Zimbabwe, Mar 5 – Disgruntled ex-allies of President Robert Mugabe have unleashed a scathing attack against his wife Grace in court papers, accusing her of sowing unprecedented “hatred, malice and defamation” within the ruling party.
The statements came as part of an application to nullify the results of ZANU-PF’s December congress, where Grace was placed in an influential post and numerous opponents purged in ongoing infighting to succeed Mugabe.
“We want the court to invalidate the congress as it was illegal and unprocedural,” Rugare Gumbo, former spokesman for the ruling ZANU-PF, told AFP on Thursday.
Gumbo and the party’s former secretary for administration Didymus Mutasa filed an application at the High Court challenging the December congress, which saw Mugabe stay on as leader while elevating his wife Grace to head of the influential women’s wing.
They cite the party, Mugabe and new party spokesman Simon Khaya Moyo as respondents in their court challenge.
Several top ZANU-PF members were purged at the congress, including then deputy president Joice Mujuru and her allies.
Mujuru came under heavy attack from Grace Mugabe, who accused her of corruption, fomenting division in the party and plotting to topple Mugabe.
She was replaced by hardliner Emmerson Mnangagwa, seen as the favourite to succeed Zimbabwe’s 91-year-old veteran leader.
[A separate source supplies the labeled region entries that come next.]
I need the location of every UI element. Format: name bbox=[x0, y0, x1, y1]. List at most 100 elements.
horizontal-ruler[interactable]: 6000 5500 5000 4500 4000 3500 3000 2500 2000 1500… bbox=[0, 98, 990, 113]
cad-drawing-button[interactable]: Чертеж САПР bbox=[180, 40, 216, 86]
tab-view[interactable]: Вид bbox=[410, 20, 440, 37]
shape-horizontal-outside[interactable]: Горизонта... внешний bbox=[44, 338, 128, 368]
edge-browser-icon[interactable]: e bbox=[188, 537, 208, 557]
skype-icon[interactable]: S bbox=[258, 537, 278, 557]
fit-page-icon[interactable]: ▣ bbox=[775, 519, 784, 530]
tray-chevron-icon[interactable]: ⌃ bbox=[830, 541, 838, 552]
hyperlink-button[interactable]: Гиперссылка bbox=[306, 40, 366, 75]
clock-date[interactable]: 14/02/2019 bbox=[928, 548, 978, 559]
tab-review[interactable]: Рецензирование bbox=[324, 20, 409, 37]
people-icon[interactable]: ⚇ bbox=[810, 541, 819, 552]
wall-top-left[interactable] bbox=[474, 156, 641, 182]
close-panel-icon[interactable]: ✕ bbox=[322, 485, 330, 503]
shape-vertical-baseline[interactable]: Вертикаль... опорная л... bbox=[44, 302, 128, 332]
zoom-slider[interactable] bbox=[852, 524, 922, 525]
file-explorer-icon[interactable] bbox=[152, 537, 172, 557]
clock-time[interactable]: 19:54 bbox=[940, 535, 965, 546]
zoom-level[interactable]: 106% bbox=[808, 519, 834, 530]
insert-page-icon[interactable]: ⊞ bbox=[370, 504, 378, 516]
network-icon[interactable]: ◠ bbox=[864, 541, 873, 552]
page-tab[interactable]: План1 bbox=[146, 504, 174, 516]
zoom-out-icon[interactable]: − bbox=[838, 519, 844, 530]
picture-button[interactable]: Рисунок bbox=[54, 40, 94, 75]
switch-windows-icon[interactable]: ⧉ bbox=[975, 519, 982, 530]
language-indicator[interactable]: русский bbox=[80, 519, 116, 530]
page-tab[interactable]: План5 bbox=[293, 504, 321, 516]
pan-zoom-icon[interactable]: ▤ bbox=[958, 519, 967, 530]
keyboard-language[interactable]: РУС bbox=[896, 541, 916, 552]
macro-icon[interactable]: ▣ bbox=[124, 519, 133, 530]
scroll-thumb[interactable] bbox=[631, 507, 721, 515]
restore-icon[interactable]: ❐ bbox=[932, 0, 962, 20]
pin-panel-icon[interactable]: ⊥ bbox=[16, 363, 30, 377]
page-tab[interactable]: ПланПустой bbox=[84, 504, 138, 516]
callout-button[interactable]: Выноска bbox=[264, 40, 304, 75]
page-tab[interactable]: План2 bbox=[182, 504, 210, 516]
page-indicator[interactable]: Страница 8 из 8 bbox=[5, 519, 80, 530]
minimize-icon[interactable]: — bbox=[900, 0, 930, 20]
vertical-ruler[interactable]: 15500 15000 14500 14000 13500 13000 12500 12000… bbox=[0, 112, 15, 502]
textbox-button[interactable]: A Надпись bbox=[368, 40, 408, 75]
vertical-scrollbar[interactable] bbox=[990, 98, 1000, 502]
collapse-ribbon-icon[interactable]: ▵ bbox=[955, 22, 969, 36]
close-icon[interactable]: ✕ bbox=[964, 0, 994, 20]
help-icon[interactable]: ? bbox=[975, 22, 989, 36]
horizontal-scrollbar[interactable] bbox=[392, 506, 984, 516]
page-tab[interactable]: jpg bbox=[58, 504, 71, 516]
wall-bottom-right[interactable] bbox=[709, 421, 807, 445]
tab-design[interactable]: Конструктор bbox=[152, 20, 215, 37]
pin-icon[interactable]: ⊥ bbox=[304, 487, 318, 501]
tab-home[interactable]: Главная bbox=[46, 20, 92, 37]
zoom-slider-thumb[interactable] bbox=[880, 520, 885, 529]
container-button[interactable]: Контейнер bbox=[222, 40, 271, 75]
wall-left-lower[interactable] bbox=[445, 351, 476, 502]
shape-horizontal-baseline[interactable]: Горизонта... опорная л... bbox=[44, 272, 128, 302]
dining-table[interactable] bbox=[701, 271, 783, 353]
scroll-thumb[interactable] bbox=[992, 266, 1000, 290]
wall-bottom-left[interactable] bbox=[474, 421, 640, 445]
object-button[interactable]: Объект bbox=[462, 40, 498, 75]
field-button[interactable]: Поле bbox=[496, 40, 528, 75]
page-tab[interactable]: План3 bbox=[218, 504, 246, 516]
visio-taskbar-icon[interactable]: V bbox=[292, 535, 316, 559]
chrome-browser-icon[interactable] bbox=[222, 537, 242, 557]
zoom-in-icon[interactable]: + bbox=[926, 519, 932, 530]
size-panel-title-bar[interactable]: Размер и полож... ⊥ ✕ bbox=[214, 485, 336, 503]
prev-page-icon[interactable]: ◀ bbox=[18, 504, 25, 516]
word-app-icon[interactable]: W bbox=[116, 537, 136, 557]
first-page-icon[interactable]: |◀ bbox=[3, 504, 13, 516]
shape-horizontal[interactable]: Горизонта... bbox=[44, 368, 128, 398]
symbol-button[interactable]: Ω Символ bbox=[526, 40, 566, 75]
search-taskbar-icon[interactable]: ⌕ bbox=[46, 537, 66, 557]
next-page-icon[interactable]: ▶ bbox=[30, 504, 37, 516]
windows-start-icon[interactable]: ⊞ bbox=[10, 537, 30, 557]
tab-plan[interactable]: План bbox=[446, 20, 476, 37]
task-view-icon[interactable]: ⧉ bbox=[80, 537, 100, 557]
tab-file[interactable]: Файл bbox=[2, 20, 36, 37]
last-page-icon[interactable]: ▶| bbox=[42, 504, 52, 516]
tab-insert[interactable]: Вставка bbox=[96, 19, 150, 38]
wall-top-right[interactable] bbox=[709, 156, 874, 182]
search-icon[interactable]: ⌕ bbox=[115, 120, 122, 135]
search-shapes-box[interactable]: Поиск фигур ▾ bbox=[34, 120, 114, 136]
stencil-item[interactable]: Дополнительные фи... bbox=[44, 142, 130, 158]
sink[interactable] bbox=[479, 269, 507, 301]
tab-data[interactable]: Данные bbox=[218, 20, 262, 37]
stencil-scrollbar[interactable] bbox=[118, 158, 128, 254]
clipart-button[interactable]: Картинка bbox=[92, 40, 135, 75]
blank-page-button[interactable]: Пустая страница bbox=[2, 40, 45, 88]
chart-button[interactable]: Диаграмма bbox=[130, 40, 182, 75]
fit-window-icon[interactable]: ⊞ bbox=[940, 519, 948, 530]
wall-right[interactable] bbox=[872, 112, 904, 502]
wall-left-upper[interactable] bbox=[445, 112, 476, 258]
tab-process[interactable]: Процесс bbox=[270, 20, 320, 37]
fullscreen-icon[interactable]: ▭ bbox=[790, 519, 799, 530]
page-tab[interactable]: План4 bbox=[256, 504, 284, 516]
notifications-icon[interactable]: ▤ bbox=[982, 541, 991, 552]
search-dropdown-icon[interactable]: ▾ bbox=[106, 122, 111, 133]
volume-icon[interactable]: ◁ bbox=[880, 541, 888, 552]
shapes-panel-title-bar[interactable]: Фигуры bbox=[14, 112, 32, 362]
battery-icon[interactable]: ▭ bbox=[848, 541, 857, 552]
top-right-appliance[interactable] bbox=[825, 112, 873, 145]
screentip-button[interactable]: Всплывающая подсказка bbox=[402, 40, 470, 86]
“We believe the holding of the congress was in breach of the party’s and the country’s constitution as many people had been purged or suspended without following the normal procedure where they appear before a court or committee,” said Gumbo.
“We want justice to be done. We can’t let some people get away with murder.”
The former ZANU-PF stalwarts also accused Mugabe’s wife of inciting hatred among party officials.
“The entry of Amai Grace Mugabe into the political scene became a serious source of conflict,” they said in court papers.
“Mrs Mugabe unleashed hatred, disrespect, malice, slander and defamation which in ZANU-PF had never been experienced even from our opponents in opposition politics.”
No date has been set for the matter to be heard.
Zimbabwean institutions are often biased in favour of the executive, though the high court is considered fairly independent.
Gumbo said if their court action succeeds, they will call another congress to elect new leaders.
He declined to say whether he would rejoin the party or bury the hatchet with Mugabe.
“We will cross the bridge when we come top it,” he said.